El ejercicio de la función pública puede verse pervertido, en lo que al ejercicio de la autoridad se refiere, si se deja de reconocer la neutralidad y el prestigio de los funcionarios, en nuestro caso de los funcionarios docentes, o si estos, al perder sus referencias a los sistemas de valores que les han de ser propios, buscan el favor de quienes ejercen el poder político, de quienes controlan la economía, o de quienes manejan los mecanismos del prestigio social.

En el caso de la propia Alemania los profesores universitarios cayeron en la tentación de someterse al poder político, una tentación que llegaría a su paroxismo con la llegada del nazismo (F. Ringer, 1990), y con la que traicionaron el propio sistema de los valores académicos, contribuyendo de ese modo notoriamente al desastre político y a la ruina moral y económica a la que Hiltler condujo a su país. Ello mismo ocurrió con los académicos soviéticos, como ha señalado N. Hayoz (Op.cit.), o con los casos de otros regímenes totalitarios, como la España de Franco o la Italia de Mussolini.

Evidentemente, éste no es el caso de la universidad española actual, si nos situamos en un nivel estrictamente político, pero sí lo es en el terreno psicosocial.
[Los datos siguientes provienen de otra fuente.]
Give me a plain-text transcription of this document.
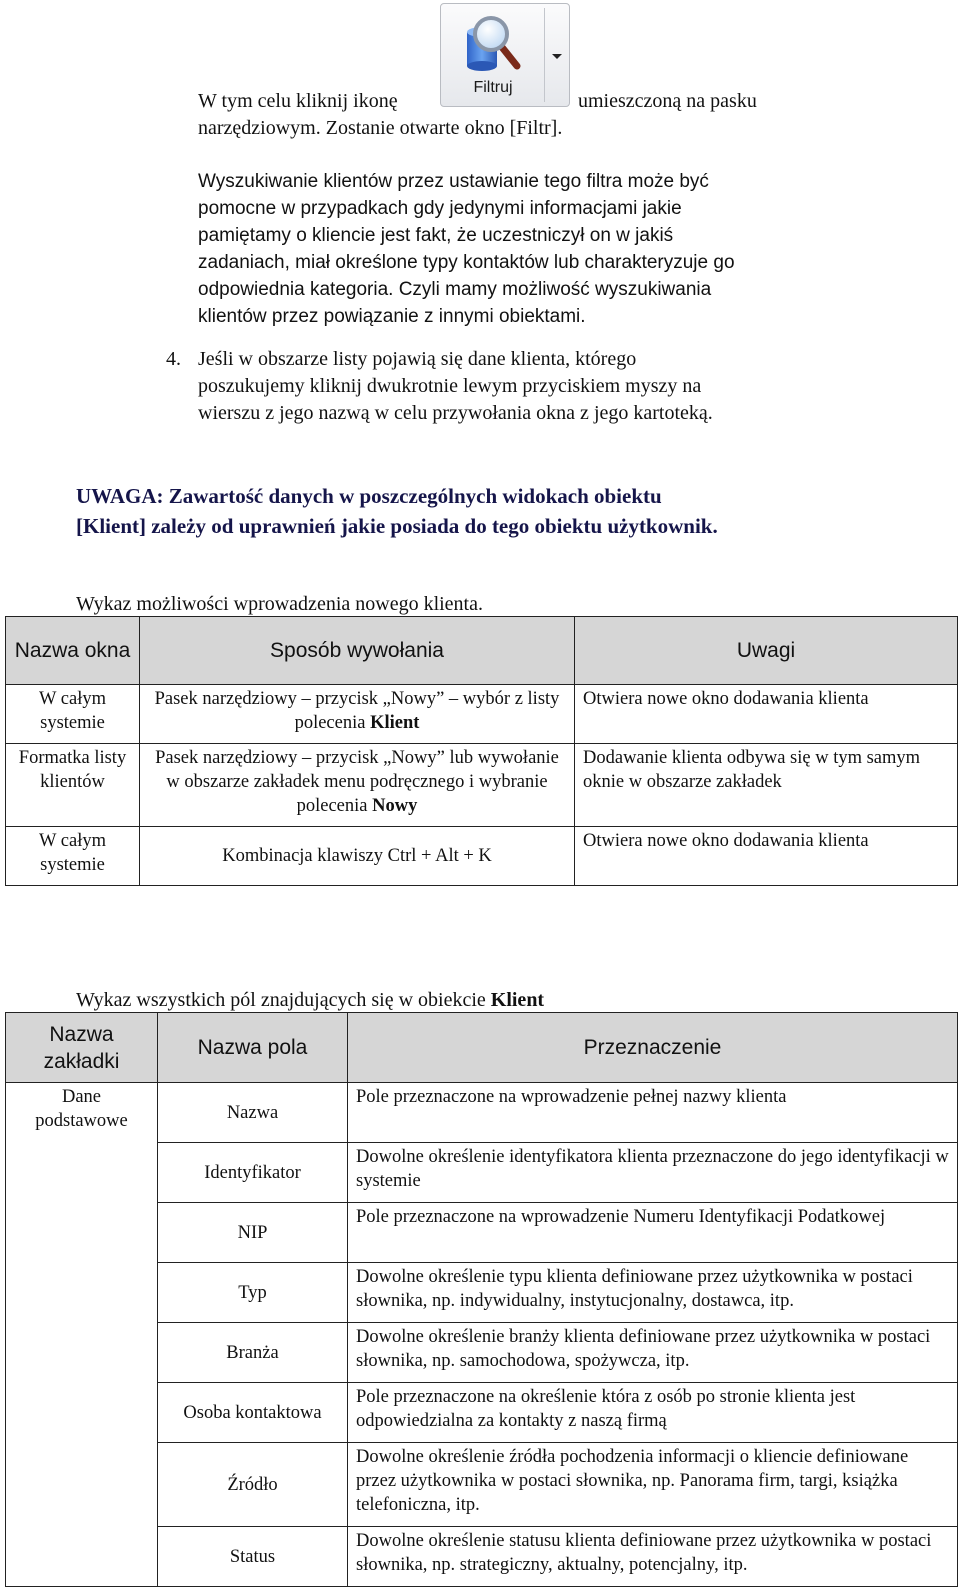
Filtruj

W tym celu kliknij ikonę	umieszczoną na pasku

narzędziowym. Zostanie otwarte okno [Filtr].

Wyszukiwanie klientów przez ustawianie tego filtra może być

pomocne w przypadkach gdy jedynymi informacjami jakie

pamiętamy o kliencie jest fakt, że uczestniczył on w jakiś

zadaniach, miał określone typy kontaktów lub charakteryzuje go

odpowiednia kategoria. Czyli mamy możliwość wyszukiwania

klientów przez powiązanie z innymi obiektami.

4. Jeśli w obszarze listy pojawią się dane klienta, którego

poszukujemy kliknij dwukrotnie lewym przyciskiem myszy na

wierszu z jego nazwą w celu przywołania okna z jego kartoteką.

UWAGA: Zawartość danych w poszczególnych widokach obiektu

[Klient] zależy od uprawnień jakie posiada do tego obiektu użytkownik.

Wykaz możliwości wprowadzenia nowego klienta.

Nazwa okna	Sposób wywołania	Uwagi
W całym systemie	Pasek narzędziowy – przycisk „Nowy” – wybór z listy polecenia Klient	Otwiera nowe okno dodawania klienta
Formatka listy klientów	Pasek narzędziowy – przycisk „Nowy” lub wywołanie w obszarze zakładek menu podręcznego i wybranie polecenia Nowy	Dodawanie klienta odbywa się w tym samym oknie w obszarze zakładek
W całym systemie	Kombinacja klawiszy Ctrl + Alt + K	Otwiera nowe okno dodawania klienta

Wykaz wszystkich pól znajdujących się w obiekcie Klient

Nazwa zakładki	Nazwa pola	Przeznaczenie
Dane podstawowe	Nazwa	Pole przeznaczone na wprowadzenie pełnej nazwy klienta
	Identyfikator	Dowolne określenie identyfikatora klienta przeznaczone do jego identyfikacji w systemie
	NIP	Pole przeznaczone na wprowadzenie Numeru Identyfikacji Podatkowej
	Typ	Dowolne określenie typu klienta definiowane przez użytkownika w postaci słownika, np. indywidualny, instytucjonalny, dostawca, itp.
	Branża	Dowolne określenie branży klienta definiowane przez użytkownika w postaci słownika, np. samochodowa, spożywcza, itp.
	Osoba kontaktowa	Pole przeznaczone na określenie która z osób po stronie klienta jest odpowiedzialna za kontakty z naszą firmą
	Źródło	Dowolne określenie źródła pochodzenia informacji o kliencie definiowane przez użytkownika w postaci słownika, np. Panorama firm, targi, książka telefoniczna, itp.
	Status	Dowolne określenie statusu klienta definiowane przez użytkownika w postaci słownika, np. strategiczny, aktualny, potencjalny, itp.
En efecto, tras el largo período franquista, la universidad española pasó a ser gobernada mediante un sistema democrático concebido como mímesis del sistema político de una nación. Y esa misma universidad se transformó enormemente y creció cualitativa y cuantivamente, mejorando notoriamente sus recursos.

Sin embargo, en la actualidad ese modelo de gobierno está ya agotado (J:C. Bermejo Barrera, 2009), porque ha caído en el descrédito, debido a la escasa o nula participación de profesores, alumnos y PAS en los complejos procesos de gobierno. En lugar de ello se está creando un nuevo sistema en el que algunos profesores funcionarios se han apoderado de las instituciones académicas, a las que gobiernan de acuerdo con su mentalidad de rentistas, a la vez que a nivel general se están perdiendo los valores académicos específicos propios, es decir los valores de la educación y la enseñanza públicas.

Esa pérdida de valores, tal y como ocurrió en el caso de Alemania - a pesar de las enormes diferencias del contexto político entre ambos casos - ha traído consigo la pérdida del prestigio propio de la profesión docente, que va acompañado de un reforzamiento de las jerarquías académicas y sus sistemas de control de los profesores.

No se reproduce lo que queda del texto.